Sprint gets a lot of flack, much of it deserved. Despite years of promising investment, its network still reliably comes in last place in nationwide studies, its leases use some “interesting” mathematics that see some customers paying more than a phone’s full retail value, and its position on net neutrality is dubious to say the least.
But right now, none of that matters, because Sprint just launched a new Unlimited plan with more perks than you can imagine.
There’s a lot to unpack in Sprint’s new Unlimited Premium offering, so let’s start at the top and work down. You get the standard unlimited plan deals on calling and texting, plus “unlimited” data that will get deprioritized after 50GB. But it also includes access to 1080p video playback, and most importantly, you can use that 50GB of data to run a mobile hotspot. Short of some outrageously expensive fixed-data plans, there’s nothing that can give you more mobile internet, so for people looking for a wired-internet alternative, this is gold. Of course, you also get Sprint’s standard international roaming perks as well.
On its own, that plan would be appealing for $90 a month. But the added extras are what set this plan truly apart. You get a free subscription to Amazon Prime ($10/month if you pay by the year), a subscription to Hulu, a subscription to Tidal, and Lookout Premium Plus, an identity-theft service.
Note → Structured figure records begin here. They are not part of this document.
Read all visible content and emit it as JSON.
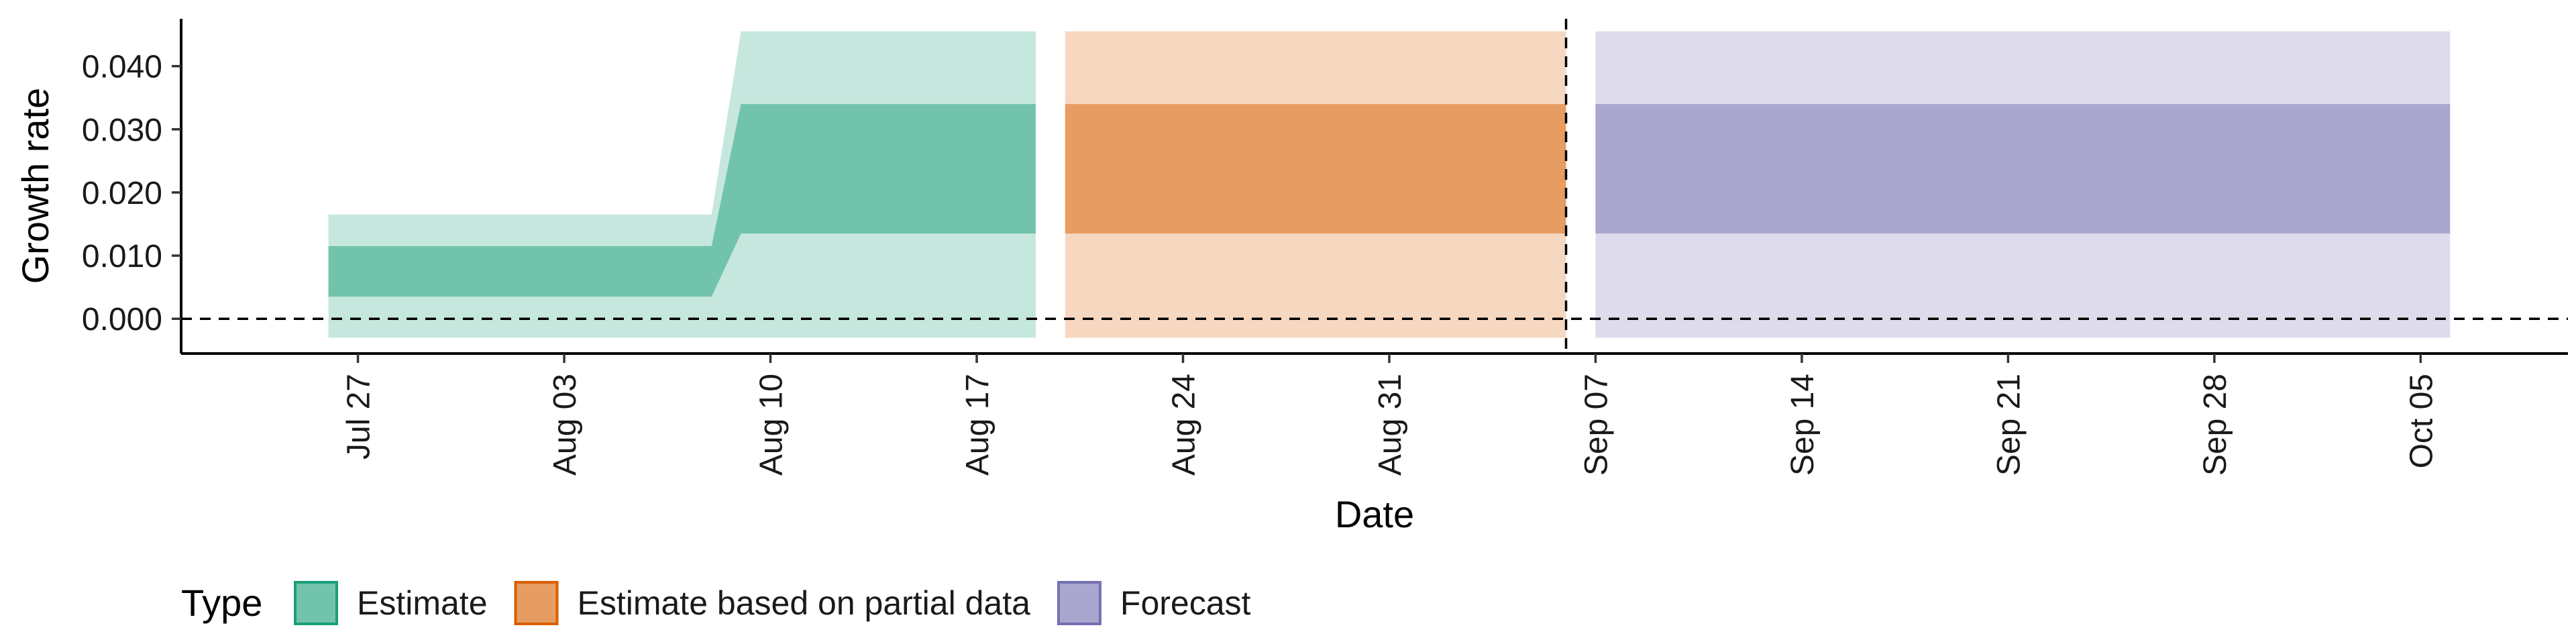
{
  "chart_data": {
    "type": "area",
    "xlabel": "Date",
    "ylabel": "Growth rate",
    "x_type": "date",
    "xlim": [
      "2020-07-21",
      "2020-10-10"
    ],
    "ylim": [
      -0.0055,
      0.0475
    ],
    "x_ticks": [
      {
        "date": "2020-07-27",
        "label": "Jul 27"
      },
      {
        "date": "2020-08-03",
        "label": "Aug 03"
      },
      {
        "date": "2020-08-10",
        "label": "Aug 10"
      },
      {
        "date": "2020-08-17",
        "label": "Aug 17"
      },
      {
        "date": "2020-08-24",
        "label": "Aug 24"
      },
      {
        "date": "2020-08-31",
        "label": "Aug 31"
      },
      {
        "date": "2020-09-07",
        "label": "Sep 07"
      },
      {
        "date": "2020-09-14",
        "label": "Sep 14"
      },
      {
        "date": "2020-09-21",
        "label": "Sep 21"
      },
      {
        "date": "2020-09-28",
        "label": "Sep 28"
      },
      {
        "date": "2020-10-05",
        "label": "Oct 05"
      }
    ],
    "y_ticks": [
      {
        "value": 0.0,
        "label": "0.000"
      },
      {
        "value": 0.01,
        "label": "0.010"
      },
      {
        "value": 0.02,
        "label": "0.020"
      },
      {
        "value": 0.03,
        "label": "0.030"
      },
      {
        "value": 0.04,
        "label": "0.040"
      }
    ],
    "reference_lines": [
      {
        "axis": "y",
        "value": 0.0,
        "style": "dashed"
      },
      {
        "axis": "x",
        "value": "2020-09-06",
        "style": "dashed"
      }
    ],
    "grid": false,
    "legend": {
      "title": "Type",
      "position": "bottom"
    },
    "series": [
      {
        "name": "Estimate",
        "color": "#1b9e77",
        "points": [
          {
            "date": "2020-07-26",
            "lower_90": -0.003,
            "lower_50": 0.0035,
            "upper_50": 0.0115,
            "upper_90": 0.0165
          },
          {
            "date": "2020-08-08",
            "lower_90": -0.003,
            "lower_50": 0.0035,
            "upper_50": 0.0115,
            "upper_90": 0.0165
          },
          {
            "date": "2020-08-09",
            "lower_90": -0.003,
            "lower_50": 0.0135,
            "upper_50": 0.034,
            "upper_90": 0.0455
          },
          {
            "date": "2020-08-19",
            "lower_90": -0.003,
            "lower_50": 0.0135,
            "upper_50": 0.034,
            "upper_90": 0.0455
          }
        ]
      },
      {
        "name": "Estimate based on partial data",
        "color": "#d95f02",
        "points": [
          {
            "date": "2020-08-20",
            "lower_90": -0.003,
            "lower_50": 0.0135,
            "upper_50": 0.034,
            "upper_90": 0.0455
          },
          {
            "date": "2020-09-06",
            "lower_90": -0.003,
            "lower_50": 0.0135,
            "upper_50": 0.034,
            "upper_90": 0.0455
          }
        ]
      },
      {
        "name": "Forecast",
        "color": "#7570b3",
        "points": [
          {
            "date": "2020-09-07",
            "lower_90": -0.003,
            "lower_50": 0.0135,
            "upper_50": 0.034,
            "upper_90": 0.0455
          },
          {
            "date": "2020-10-06",
            "lower_90": -0.003,
            "lower_50": 0.0135,
            "upper_50": 0.034,
            "upper_90": 0.0455
          }
        ]
      }
    ]
  }
}
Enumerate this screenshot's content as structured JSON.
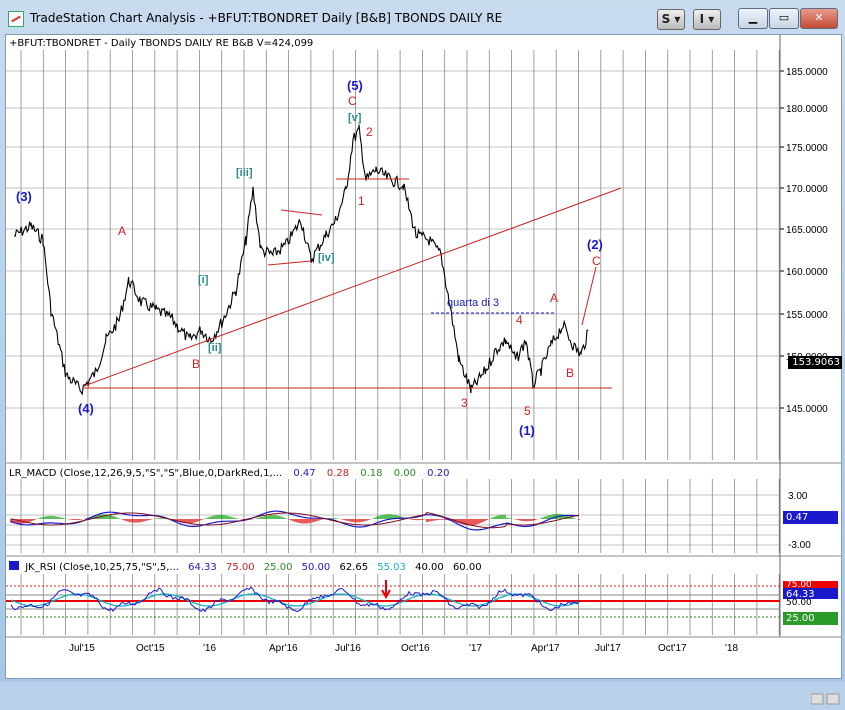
{
  "window": {
    "title": "TradeStation Chart Analysis - +BFUT:TBONDRET Daily [B&B] TBONDS DAILY RE",
    "btn_s": "S ▾",
    "btn_i": "I ▾",
    "minimize_icon": "minimize-icon",
    "restore_icon": "restore-icon",
    "close_icon": "close-icon"
  },
  "price_header": "+BFUT:TBONDRET - Daily  TBONDS DAILY RE  B&B  V=424,099",
  "macd_header": {
    "label": "LR_MACD (Close,12,26,9,5,\"S\",\"S\",Blue,0,DarkRed,1,...",
    "v1": "0.47",
    "v2": "0.28",
    "v3": "0.18",
    "v4": "0.00",
    "v5": "0.20"
  },
  "rsi_header": {
    "label": "JK_RSI (Close,10,25,75,\"S\",5,...",
    "v1": "64.33",
    "v2": "75.00",
    "v3": "25.00",
    "v4": "50.00",
    "v5": "62.65",
    "v6": "55.03",
    "v7": "40.00",
    "v8": "60.00"
  },
  "price_axis": [
    "185.0000",
    "180.0000",
    "175.0000",
    "170.0000",
    "165.0000",
    "160.0000",
    "155.0000",
    "150.0000",
    "145.0000"
  ],
  "last_price": "153.9063",
  "macd_axis": [
    "3.00",
    "-3.00"
  ],
  "macd_last": "0.47",
  "rsi_axis": {
    "r75": "75.00",
    "r64": "64.33",
    "r50": "50.00",
    "r25": "25.00"
  },
  "date_axis": [
    "Jul'15",
    "Oct'15",
    "'16",
    "Apr'16",
    "Jul'16",
    "Oct'16",
    "'17",
    "Apr'17",
    "Jul'17",
    "Oct'17",
    "'18"
  ],
  "annotations": {
    "w3": "(3)",
    "w4": "(4)",
    "w5": "(5)",
    "w1": "(1)",
    "w2": "(2)",
    "A1": "A",
    "B1": "B",
    "C1": "C",
    "i": "[i]",
    "ii": "[ii]",
    "iii": "[iii]",
    "iv": "[iv]",
    "v": "[v]",
    "n1": "1",
    "n2": "2",
    "n3": "3",
    "n4": "4",
    "n5": "5",
    "A2": "A",
    "B2": "B",
    "C2": "C",
    "quarta": "quarta di 3"
  },
  "colors": {
    "wave_blue": "#1a1acc",
    "wave_red": "#d42020",
    "wave_teal": "#2a8a8a",
    "trend": "#cc2222",
    "grid": "#888888"
  }
}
According to Sprint’s math, those services on their own would run you around $40 a month. Even if you’re only going to use Amazon Prime and Hulu, you’d still be saving close to $20 a month, bringing the effective cost of Sprint’s Unlimited Premium down to $70. That’s the same price as the standard unlimited plans from other carriers, so considering you get 50GB of personal hotspot data — which, it’s worth repeating, is something that’s basically impossible to get from other carriers — this is a sold-gold steal.
Of course, it’s only a good deal if you live somewhere with Sprint service. But there’s one other dimension worth considering: Sprint and T-Mobile are currently in the process of merging, and existing Sprint plans should be grandfathered in to the “New T-Mobile” if the merger goes through. In that case, you’d have a killer wireless plan on a much bigger (and likely faster) network, which is like getting in on the ground floor of AT&T’s old grandfathered-in unlimited plans.